There has been so much written and discussed online and off about privacy, user control and identity lately. This dovetails nicely with the draft spec for DOMCrypt as a proposed Crypto API for web browsers.
See: https://wiki.mozilla.org/Privacy/Features/DOMCryptAPISpec/Latest
DOMCrypt was discussed on the WHATWG mailing list last week, see: http://lists.whatwg.org/htdig.cgi/whatwg-whatwg.org/2011-May/031741.html
I have summarized the discussion here: http://etherpad.mozilla.com:9000/DOMCrypt-discussion
Out of these discussions, I have updated the Firefox feature page: https://wiki.mozilla.org/Privacy/Features/DOMCryptAPI
A Use-cases page was created, see: https://wiki.mozilla.org/Privacy/Features/DOMCryptAPI/UseCases
For anyone unfamiliar with DOMCrypt, this proposal in a nutshell says:
Privacy and user control on the web is of utter importance. Tracking, unauthorized user data aggregation and personal information breaches are becoming so commonplace you see a new headline almost daily. (It seems).
We need crypto APIs in browsers to allow developers to create more secure communications tools and web applications that don’t have to implicitly trust the server.

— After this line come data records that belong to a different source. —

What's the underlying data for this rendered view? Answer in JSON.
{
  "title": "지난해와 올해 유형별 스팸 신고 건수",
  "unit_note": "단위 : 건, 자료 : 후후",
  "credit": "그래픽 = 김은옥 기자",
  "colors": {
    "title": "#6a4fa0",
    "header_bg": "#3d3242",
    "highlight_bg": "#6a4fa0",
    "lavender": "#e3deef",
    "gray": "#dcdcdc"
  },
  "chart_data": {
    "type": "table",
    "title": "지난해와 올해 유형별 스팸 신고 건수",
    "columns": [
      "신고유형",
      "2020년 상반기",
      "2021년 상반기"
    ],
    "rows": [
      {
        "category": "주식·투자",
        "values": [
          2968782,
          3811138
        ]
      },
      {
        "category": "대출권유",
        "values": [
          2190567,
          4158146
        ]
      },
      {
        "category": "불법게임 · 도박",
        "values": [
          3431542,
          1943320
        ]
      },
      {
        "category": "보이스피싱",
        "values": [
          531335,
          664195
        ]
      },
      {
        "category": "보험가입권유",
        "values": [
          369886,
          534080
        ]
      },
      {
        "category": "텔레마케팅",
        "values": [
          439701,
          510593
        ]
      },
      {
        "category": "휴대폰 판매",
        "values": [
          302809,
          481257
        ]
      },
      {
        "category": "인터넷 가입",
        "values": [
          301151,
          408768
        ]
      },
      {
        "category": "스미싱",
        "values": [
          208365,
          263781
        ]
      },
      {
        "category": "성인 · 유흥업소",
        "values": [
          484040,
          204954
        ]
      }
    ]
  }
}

The DOMCrypt API is a good start, and more feedback and discussion will really help round out how all of this should work – as well as how it can work in any browser that will support such an API.
This API will provide each web browser window with a ‘cipher’ property[1] that facilitates:
- asymmetric encryption key pair generation
- public key encryption
- public key decryption
- symmetric encryption
- signature generation
- signature verification
- hashing
- easy public key discovery via meta tags or an ‘addressbookentry’ tag
[1] There is a bit of discussion around adding this API to window.navigator or consolidation within window.crypto
I have created a Firefox extension that implements most of the above, and am working on an experimental patch that integrates this API into Firefox.
The project originated in an extension I wrote, the home page is here: http://domcrypt.org
The source code for the extension is here: https://github.com/daviddahl/domcrypt
The Mozilla bugs are here:
You can test the API by installing the extension hosted at domcrypt.org and addons.mozilla.org, and going to http://domcrypt.org
The API:
window.cipher = {
// Public Key API
pk: {
set algorithm(algorithm){ },
get algorithm(){ },
// Generate a keypair and then execute the callback function
generateKeypair: function ( function callback( aPublicKey ) { } ) { },
// encrypt a plainText
encrypt: function ( plainText, function callback (cipherMessageObject) ) { } ) { },
// decrypt a cipherMessage
decrypt: function ( cipherMessageObject, function callback ( plainText ) { } ) { },
// sign a message
sign: function ( plainText, function callback ( signature ) { } ) { },
// verify a signature
verify: function ( signature, plainText, function callback ( boolean ) { } ) { },
// get the JSON cipherAddressbook
get addressbook() {},
// make changes to the addressbook
saveAddressbook: function (JSONObject, function callback ( addresssbook ) { }) { }
},
// Symmetric Crypto API
sym: {
get algorithm(),
set algorithm(algorithm),
// create a new symmetric key
generateKey: function (function callback ( key ){ }) { },
// encrypt some data
encrypt: function (plainText, key, function callback( cipherText ){ }) { },
// decrypt some data
decrypt: function (cipherText, key, function callback( plainText ) { }) { },
},
// hashing
hash: {
SHA256: function (function callback (hash){}) { }
}
}
I am in the process of posting this proposed spec for review by the W3C webapps list and TC39. Your feedback and / or help with this effort will be greatly appreciated.